I rinse my mouth with water and spit it out onto the floor. Sun nods grimly, then kneels over the sobbing boy and speaks to him in gentle tones.
“I’m not going to hurt you. Would you please roll over?” He fishes around in his little black backpack and pulls out some first aid supplies and more zip ties—am I the only one not carrying zip ties around? I sit there, watching as if from a great distance, as he does a neat little bandage job on the girl punk’s stab wound. Then he hauls Overalls out of the fetal position, unceremoniously yanks the throwing knife out of his face, and rolls him onto his belly, eliciting a series of aggrieved gagging sounds.
“There’s blood in your sinuses,” Sun says without emotion as he pulls a zip tie tight across Overall’s wrists. “Try not to choke on it.”

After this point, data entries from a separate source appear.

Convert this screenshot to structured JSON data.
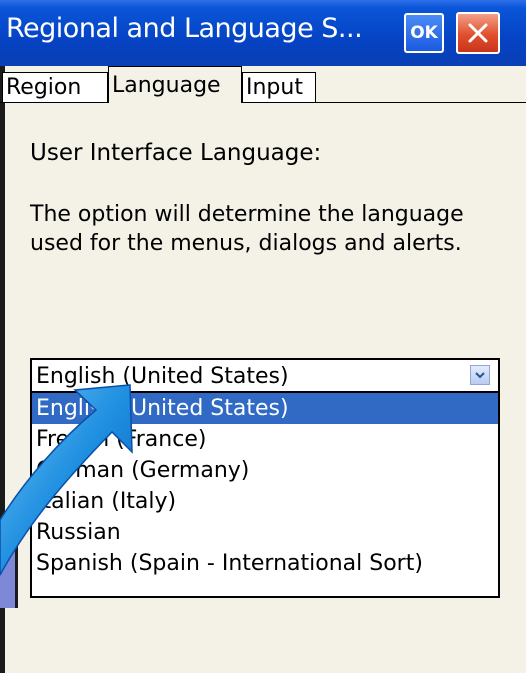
{
  "window": {
    "title": "Regional and Language S...",
    "ok_label": "OK"
  },
  "tabs": [
    {
      "label": "Region"
    },
    {
      "label": "Language"
    },
    {
      "label": "Input"
    }
  ],
  "section": {
    "heading": "User Interface Language:",
    "description": "The option will determine the language used for the menus, dialogs and alerts."
  },
  "language_combo": {
    "selected": "English (United States)",
    "options": [
      "English (United States)",
      "French (France)",
      "German (Germany)",
      "Italian (Italy)",
      "Russian",
      "Spanish (Spain - International Sort)"
    ]
  },
  "colors": {
    "titlebar": "#0543c4",
    "selection": "#316ac5",
    "arrow": "#1e6fd9"
  },
  "icons": {
    "close": "close-icon",
    "dropdown": "chevron-down-icon",
    "overlay": "curved-arrow-icon"
  }
}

When he’s done with them, he goes back into the backpack, pulls out two small digital cameras, and turns his attention back to me.
“We have to move quickly. I’m guessing that Ouyang was working on Ice in this factory. You take video, I’ll take stills,” he says, tossing me one of the cameras.

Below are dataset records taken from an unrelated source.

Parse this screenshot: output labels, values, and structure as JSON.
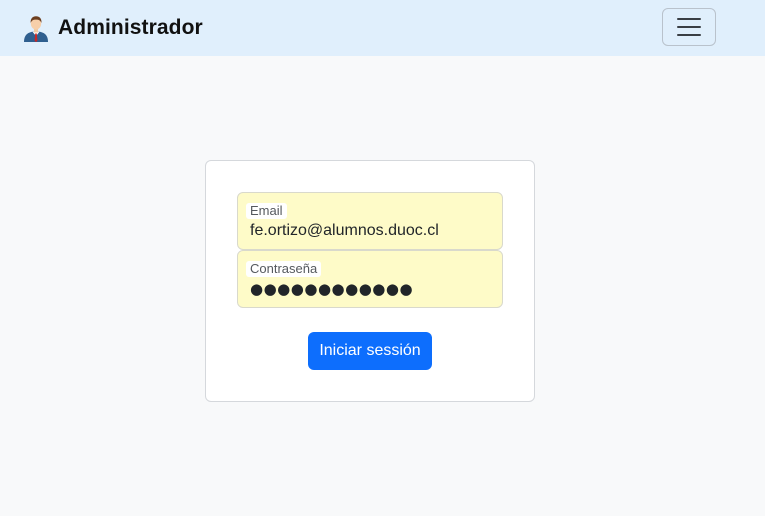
{
  "navbar": {
    "brand_icon": "businessman-avatar-icon",
    "brand_text": "Administrador",
    "toggle_icon": "hamburger-menu-icon",
    "background": "#e0effc"
  },
  "login": {
    "email_label": "Email",
    "email_value": "fe.ortizo@alumnos.duoc.cl",
    "password_label": "Contraseña",
    "password_display": "●●●●●●●●●●●●",
    "submit_label": "Iniciar sessión",
    "field_background": "#fefbc8",
    "submit_color": "#0d6efd"
  }
}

“Wait.” I squeeze my eyes closed for a moment, seeking words. “I need to ask you something.”
“I’ll explain as soon as we get out of here, I promise. A car is waiting for us outside,” he calls over his shoulder as he walks into the dark mess of machines outside the ring of tables. He comes back in a moment, shoving something into the backpack.
“What was that?”
“This?” He pulls his hand back out of the bag, revealing a small black cube with two buttons on one side and a little grill on the other. “It’s a Bluetooth speaker. You see.”

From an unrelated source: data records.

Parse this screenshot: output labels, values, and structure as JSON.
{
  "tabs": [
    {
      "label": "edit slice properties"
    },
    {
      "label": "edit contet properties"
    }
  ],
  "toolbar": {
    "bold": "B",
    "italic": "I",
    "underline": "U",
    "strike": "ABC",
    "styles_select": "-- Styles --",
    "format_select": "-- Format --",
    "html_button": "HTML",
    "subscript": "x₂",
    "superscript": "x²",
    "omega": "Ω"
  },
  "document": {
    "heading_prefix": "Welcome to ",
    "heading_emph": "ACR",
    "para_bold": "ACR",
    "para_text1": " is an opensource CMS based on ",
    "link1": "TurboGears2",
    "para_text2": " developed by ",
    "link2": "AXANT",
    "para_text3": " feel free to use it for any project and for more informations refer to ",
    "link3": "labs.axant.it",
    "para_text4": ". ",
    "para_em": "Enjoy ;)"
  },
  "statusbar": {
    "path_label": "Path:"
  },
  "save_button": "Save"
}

He pulls out his phone and punches around on the touchscreen, and then his voice comes out of the cube: “You’re making a mistake.”
He presses another button.
“I’m not sure that’s a good idea,” the black cube says.
I shake my head. “So simple.”
“Come on, let’s go.”
I follow him out into the hallway and watch vaguely as he tries a few doors. My body’s not much up to the task of resisting gravity, and first I’m leaning against the wall, then sliding down to the cold floor. I sit on my ass and sip water out of the bottle Sun gave me. My neck is sore from whatever Overalls injected me with, and my whole head feels like a bruise, thanks to Ouyang’s big mitts.
Ouyang. Half an hour ago I expected him to kill me. Instead, he’s the one lying dead on the cold factory floor, warm blood still leaking out of his face, and I am alive in a blurry new universe, my mind slowing to the trickle of the moment, my thoughts failing to discern familiar patterns or comforting landmarks. I close my eyes, squeezing teardrops out onto my cheeks, and in my mind I see the knife hit Ouyang again and again. I see his face go from vexed to blank as the blade reaches his brain, and it feels like it’s me who’s been hit by the knife, and I take some quick shallow breaths and cry some more.
I’d never met a fucker who I thought deserved it more. I just never expected to watch it happen. I shouldn’t be here. I should never have come here. The words keep repeating in my head.
“Xiaozhou! Over here.”
I look up to see Sun wave at me from a doorway down the hall, then slip out of sight. I rally myself upright, careen over to the doorway, and find Sun taking photos in a room that used to be some kind of office. There’s a dead guy lying naked on top of a big desk that has been pushed to the middle of the floor.
I stare at him, blinking, until Sun snaps his fingers at me and gestures impatiently at the camera in my hand.
I flick on the camera and start a video. Sitting on a stool next to the desk, there’s a tray of scalpels and forceps and such. And a little baggie of white powder next to a beaker and a syringe. I dip a finger into the powder and stir it around. More ketamine.
“He was prisoner—probably labor reform,” says Sun, pointing to a ring-shaped mark, presumably from a manacle, on the man’s ankle. I start there and drag the camera’s eye up his body: wiry leg hair, hairy crotch, waxy belly with a long incision down the side, farmer’s tan on the arms, blank eyes, shaved head. The smell is bad but not so bad—maybe he hasn’t been dead for long.
Waxy belly with a long incision down the side. It’s also used in hospitals for anesthesia. I lower the camera and close my eyes. Aron Ancona, hepatologist at Cedar Sinai. Importing a volatile commodity.
“No, no, no fucking way.” The haze lifts from my mind. The fatigue vanishes from my body. Ice.
I run out of the room and back down the hallway to the kitchen where I woke up half an hour ago. It might as well have been a lifetime ago. I throw open the door to the industrial freezer and there they are—half a dozen grapefruit-size hunks of pink meat suspended in steel-lidded jars of bluish fluid. Little wisps of crimson emanating from them like solar flares.
Sun is beside me, scratching his chin. He raises his camera. “Take a video of this, too.”